Avant de partir de France, nous avions déjà supprimé bon nombre des étapes envisagées à l’origine pour ce tour du monde, la mort dans l’âme, nous disons donc adieu à la Grande barrière de corail. De toute façon, nous ne savons pas plonger et c’est plein de créatures pas sympa du tout (les stingers, des méduses mortelles, mais aussi des poissons venimeux et des requins)… et puis il nous faut une ampoule de phare!

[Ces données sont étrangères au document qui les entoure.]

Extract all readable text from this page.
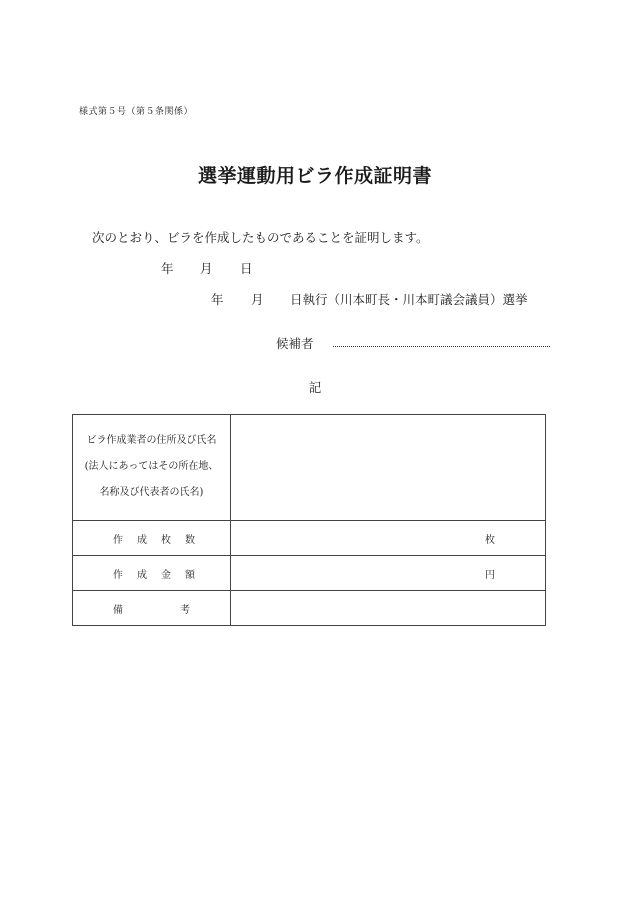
様式第５号（第５条関係）
選挙運動用ビラ作成証明書
次のとおり、ビラを作成したものであることを証明します。
年 月 日
年 月 日執行（川本町長・川本町議会議員）選挙
候補者
記
ビラ作成業者の住所及び氏名
(法人にあってはその所在地、
名称及び代表者の氏名)	

作 成 枚 数	枚

作 成 金 額	円

備 考	
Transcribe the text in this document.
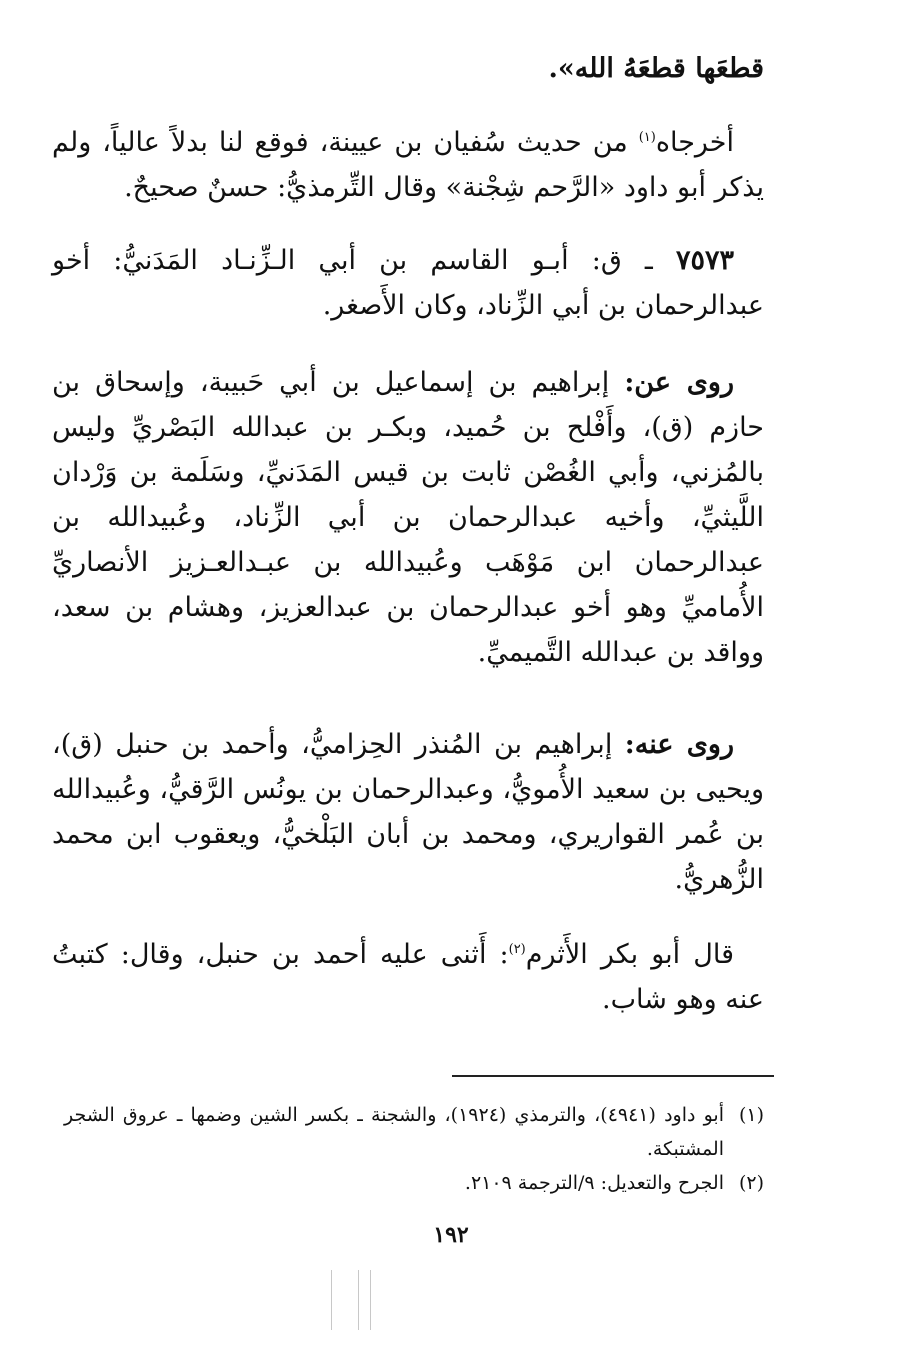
قطعَها قطعَهُ الله».

أخرجاه$^{(١)}$ من حديث سُفيان بن عيينة، فوقع لنا بدلاً عالياً، ولم يذكر أبو داود «الرَّحم شِجْنة» وقال التِّرمذيُّ: حسنٌ صحيحٌ.

٧٥٧٣ ـ ق: أبـو القاسم بن أبي الـزِّنـاد المَدَنيُّ: أخو عبدالرحمان بن أبي الزِّناد، وكان الأَصغر.

روى عن: إبراهيم بن إسماعيل بن أبي حَبيبة، وإسحاق بن حازم (ق)، وأَفْلح بن حُميد، وبكـر بن عبدالله البَصْريِّ وليس بالمُزني، وأبي الغُصْن ثابت بن قيس المَدَنيِّ، وسَلَمة بن وَرْدان اللَّيثيِّ، وأخيه عبدالرحمان بن أبي الزِّناد، وعُبيدالله بن عبدالرحمان ابن مَوْهَب وعُبيدالله بن عبـدالعـزيز الأنصاريِّ الأُماميِّ وهو أخو عبدالرحمان بن عبدالعزيز، وهشام بن سعد، وواقد بن عبدالله التَّميميِّ.

روى عنه: إبراهيم بن المُنذر الحِزاميُّ، وأحمد بن حنبل (ق)، ويحيى بن سعيد الأُمويُّ، وعبدالرحمان بن يونُس الرَّقيُّ، وعُبيدالله بن عُمر القواريري، ومحمد بن أبان البَلْخيُّ، ويعقوب ابن محمد الزُّهريُّ.

قال أبو بكر الأَثرم$^{(٢)}$: أَثنى عليه أحمد بن حنبل، وقال: كتبتُ عنه وهو شاب.

(١)
أبو داود (٤٩٤١)، والترمذي (١٩٢٤)، والشجنة ـ بكسر الشين وضمها ـ عروق الشجر المشتبكة.
(٢)
الجرح والتعديل: ٩/الترجمة ٢١٠٩.
١٩٢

Donc, faute de couleurs fabuleuses dans le monde du silence, nous avons attendu l’ouverture du Super Cheap, magasin auto de Rocky (appellation locale de Rockhampton), conseillé par une caissière de station service à Emu Park qui m’a fait un grand coucou de la main pour me dire au revoir alors que j’étais à vingt centimètres de sa caisse (c’est une autre culture!). Enfin munis de notre phare droit, nous avons pris la route sur le Capricorn Highway, mais ça, c’est une autre histoire.
↑ vu / pas vu ↓
A suivre…
La carte de cet épisode:
Les geekeries du voyage:
On loue ça:
Je vois ça:
Je lis ça:
Je vois ça:
Mon imagination est en action, mes filtres sont déréglés, c’est le thème central de ce road-trip!
excellent comme d’habitude! Je vous lis avec plaisir et je rigole toute seule! Bravo Stef et bon voyage à vous 2..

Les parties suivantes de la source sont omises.